In the depths of the Atlantic, a quiet but historic operation continues: crews are recovering TAT-8, the world’s first transatlantic fiber-optic cable, from the ocean floor after more than two decades of inactivity. Subsea Environmental Services, one of only three companies worldwide specializing in cable recovery and recycling, is leading the effort using the diesel-electric vessel MV Maasvliet. The operation, which began in 2025, has faced challenges like early hurricane seasons disrupting progress, but recovery continued into 2026 near Portugal. By August 2025, about 1,012 kilometers of the roughly 6,000-kilometer cable had been brought ashore at the port of Leixões. Materials—including repeaters, steel armor to protect against marine life, and copper conductors—are shipped to Mertech Marine in South Africa for recycling, supporting circular economy practices in the subsea sector.

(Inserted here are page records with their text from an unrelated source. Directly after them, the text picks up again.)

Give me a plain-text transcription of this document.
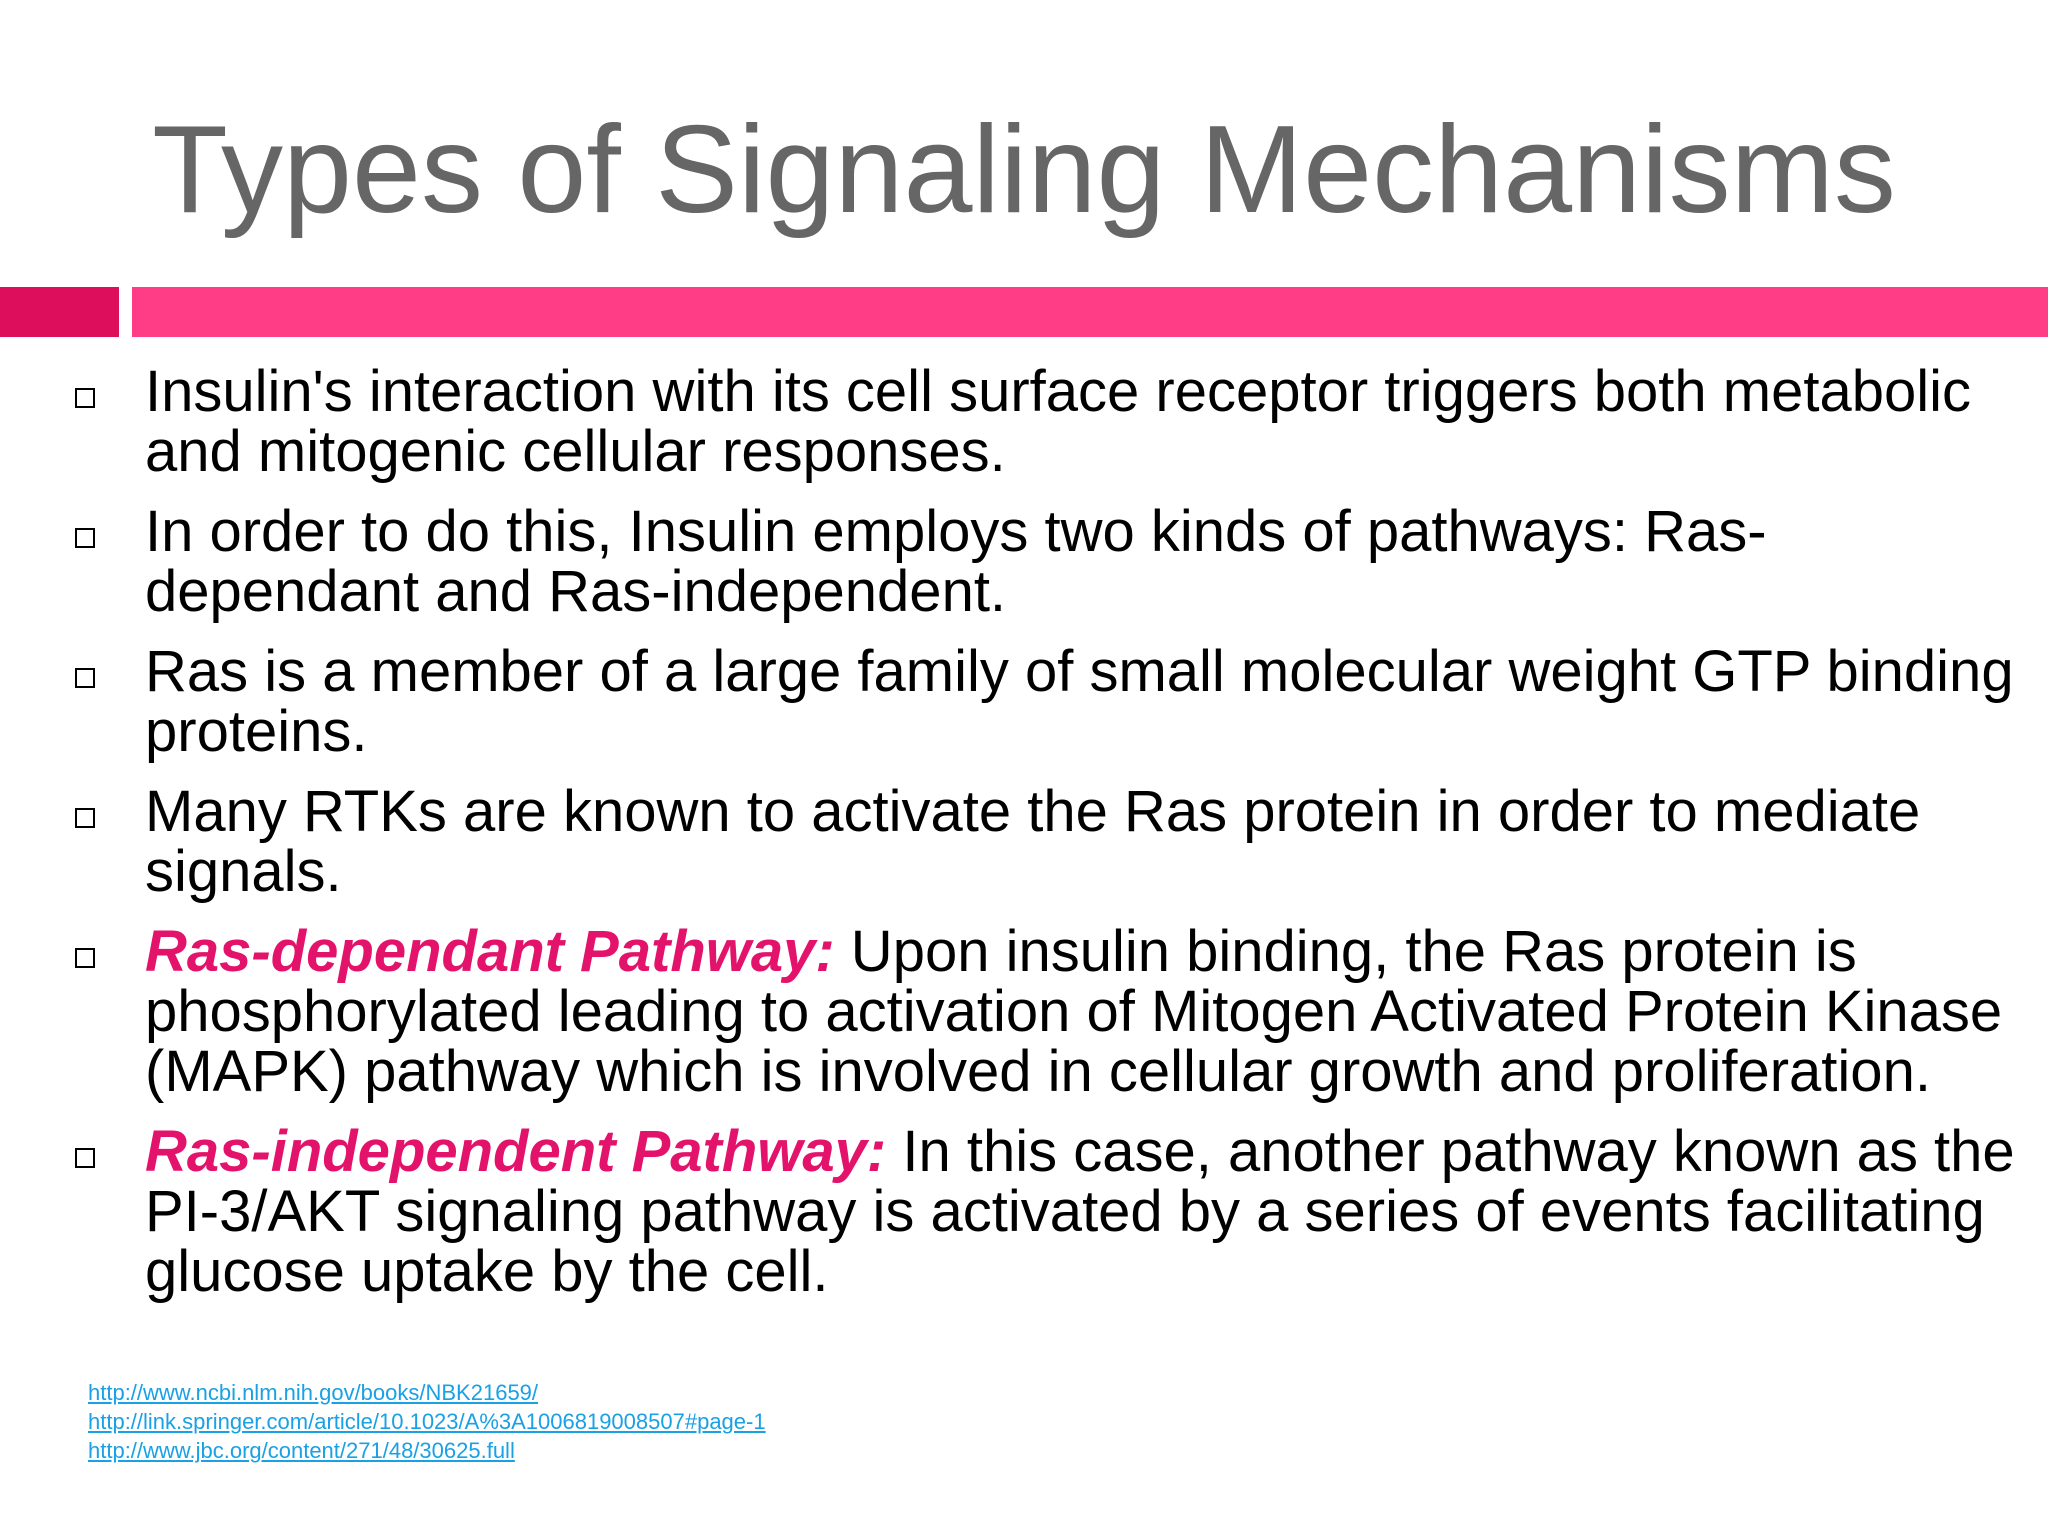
Types of Signaling Mechanisms
Insulin's interaction with its cell surface receptor triggers both metabolic and mitogenic cellular responses.
In order to do this, Insulin employs two kinds of pathways: Ras-dependant and Ras-independent.
Ras is a member of a large family of small molecular weight GTP binding proteins.
Many RTKs are known to activate the Ras protein in order to mediate signals.
Ras-dependant Pathway: Upon insulin binding, the Ras protein is phosphorylated leading to activation of Mitogen Activated Protein Kinase (MAPK) pathway which is involved in cellular growth and proliferation.
Ras-independent Pathway: In this case, another pathway known as the PI-3/AKT signaling pathway is activated by a series of events facilitating glucose uptake by the cell.
http://www.ncbi.nlm.nih.gov/books/NBK21659/
http://link.springer.com/article/10.1023/A%3A1006819008507#page-1
http://www.jbc.org/content/271/48/30625.full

A Beam of Light Across the Sea

TAT-8 went live on December 14, 1988, built by a consortium of AT&T, British Telecom, and France Telecom. It connected Tuckerton, New Jersey, in the US, to Widemouth Bay in England and Penmarch in France via an underwater branching unit. Carrying 560 Mbit/s across two fibers (equivalent to 40,000 telephone circuits), it represented a leap from copper to fiber-optic technology. Science fiction author Isaac Asimov described its activation as a “maiden voyage across the sea on a beam of light.” Engineers at the time believed its advanced design might eliminate the need for future transatlantic cables, solving global bandwidth demands permanently.

Reality proved different. TAT-8 reached full capacity in just 18 months, triggering an ongoing race to deploy additional cables as data demand surged. A costly fault led to its retirement in 2002 after 14 years of service.

The Recovery Process

Retrieval is meticulous. Crews use a flat grapnel, or “flatfish,” towed slowly from the ship’s bow to hook the cable along its mapped route. Sections are lifted in month-long voyages, with the Maasvliet handling around 1,000 tons per trip. The fragile fiber strands require careful manual handling rather than mechanical spooling.

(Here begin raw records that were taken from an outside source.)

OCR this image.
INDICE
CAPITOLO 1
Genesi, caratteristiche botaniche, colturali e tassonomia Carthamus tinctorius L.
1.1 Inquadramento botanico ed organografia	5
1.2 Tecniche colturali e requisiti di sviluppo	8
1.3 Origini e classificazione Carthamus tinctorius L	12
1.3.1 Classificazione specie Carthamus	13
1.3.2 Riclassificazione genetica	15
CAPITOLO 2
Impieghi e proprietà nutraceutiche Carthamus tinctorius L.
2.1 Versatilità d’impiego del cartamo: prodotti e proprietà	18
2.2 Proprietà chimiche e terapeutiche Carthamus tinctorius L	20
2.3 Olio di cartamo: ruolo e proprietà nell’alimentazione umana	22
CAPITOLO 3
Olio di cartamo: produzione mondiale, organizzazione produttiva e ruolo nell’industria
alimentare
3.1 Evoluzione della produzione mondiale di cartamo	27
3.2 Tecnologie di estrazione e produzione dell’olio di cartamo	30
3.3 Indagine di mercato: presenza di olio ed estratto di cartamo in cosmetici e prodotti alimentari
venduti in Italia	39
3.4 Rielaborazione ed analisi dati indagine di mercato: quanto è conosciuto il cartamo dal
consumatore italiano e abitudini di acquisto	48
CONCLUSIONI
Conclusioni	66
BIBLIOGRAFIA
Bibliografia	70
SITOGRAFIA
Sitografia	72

The retrieval is worth it for the copper which connects the repeaters, and other recyclables, and the pathway it carved out may be used for a new cable.

Powering the AI Future

As TAT-8 is dismantled, the industry scales dramatically. In February 2025, Meta announced Project Waterworth, its most ambitious subsea cable yet: a 50,000-kilometer system spanning five continents, including the US, India, Brazil, South Africa, and other regions. This 24-fiber-pair cable, using the highest-capacity technology available, will route through deep waters up to 7,000 meters for resilience. A multi-billion-dollar, multi-year project, it opens new oceanic corridors to meet exploding demands from AI, boost economic ties, and advance digital inclusion, with completion targeted by the end of the decade.

The global internet still uses these undersea lifelines, despite the rise in satellite use, and they are built and maintained by a small workforce in remote maritime environments. From TAT-8’s pioneering “beam of light” to Waterworth’s globe-spanning ambition, they highlight the enduring physical foundation of our digital world.